In order to foster a truly circular economy for people, brands and the environment, and to control a garment's end-of-life status, Balena enabled a new method known as BioCycling (Biological recycling). BioCycling products are taken back at the end of their use and go through decomposition and biodegradation in a compost environment without leaving any waste or contamination behind. Through the development of Balena’s first material,  BioCir, BioCycling can occur. 

BioCir is the world’s first flexible and fully compostable material that biodegrades fully and safely in industrial compost environments.

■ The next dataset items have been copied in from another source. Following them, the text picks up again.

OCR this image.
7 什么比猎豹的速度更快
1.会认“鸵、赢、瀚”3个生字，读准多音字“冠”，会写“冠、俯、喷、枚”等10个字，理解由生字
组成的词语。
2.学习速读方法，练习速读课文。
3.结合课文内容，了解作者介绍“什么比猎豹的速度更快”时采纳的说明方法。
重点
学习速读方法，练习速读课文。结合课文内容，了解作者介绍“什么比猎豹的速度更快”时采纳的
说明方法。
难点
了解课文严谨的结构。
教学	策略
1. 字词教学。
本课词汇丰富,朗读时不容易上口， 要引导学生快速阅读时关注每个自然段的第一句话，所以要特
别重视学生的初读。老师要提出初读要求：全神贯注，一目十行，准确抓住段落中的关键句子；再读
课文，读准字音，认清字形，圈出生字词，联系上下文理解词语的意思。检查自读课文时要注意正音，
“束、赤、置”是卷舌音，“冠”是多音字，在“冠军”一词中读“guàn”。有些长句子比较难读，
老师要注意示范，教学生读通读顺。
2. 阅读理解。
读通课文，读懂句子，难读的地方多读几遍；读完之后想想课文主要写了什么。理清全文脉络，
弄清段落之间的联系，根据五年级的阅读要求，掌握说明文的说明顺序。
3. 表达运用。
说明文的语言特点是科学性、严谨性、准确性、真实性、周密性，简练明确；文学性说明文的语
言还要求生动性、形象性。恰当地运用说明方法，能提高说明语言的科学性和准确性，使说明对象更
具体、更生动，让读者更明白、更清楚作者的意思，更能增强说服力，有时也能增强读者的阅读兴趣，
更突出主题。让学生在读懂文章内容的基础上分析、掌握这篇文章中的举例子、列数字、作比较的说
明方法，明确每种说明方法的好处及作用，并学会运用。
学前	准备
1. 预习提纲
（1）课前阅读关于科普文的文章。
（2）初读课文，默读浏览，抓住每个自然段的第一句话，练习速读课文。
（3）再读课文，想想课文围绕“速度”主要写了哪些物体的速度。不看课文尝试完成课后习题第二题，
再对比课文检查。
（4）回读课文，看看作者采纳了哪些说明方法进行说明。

A unique combination of naturally occurring constituents binded by high molecular weight polymers and modifiers, BioCir enables an elastomeric functionality for the fashion industry. 

As our material is fully biodegradable at the end of its use, products made of BioCir reduce the amount of waste in landfills and in doing so reduce air, ground and water pollution all while supporting the creation of significant amounts of organic compost that can be used in agriculture. Giving back to the environment instead of damaging it. Additionally, through our current manufacturing process, we are able to reduce the use of fossil fuel sources in polymer production by up to 60%, with the aim of eventually reducing our reliance on fossil fuels completely. 

Click here to learn more about our BioCir material.

While textile and fashion waste may be on the rise, here at Balena we are on a mission to create a circular model for consumer goods products and ensure they have a clear end-of-life solution that will deliver value to our society not just now but in the future.  We envision a full-scale transformation in the fashion industry, through proper education alongside advanced material engineering. We continue to develop partnerships and build on existing relationships to help transform the fashion industry.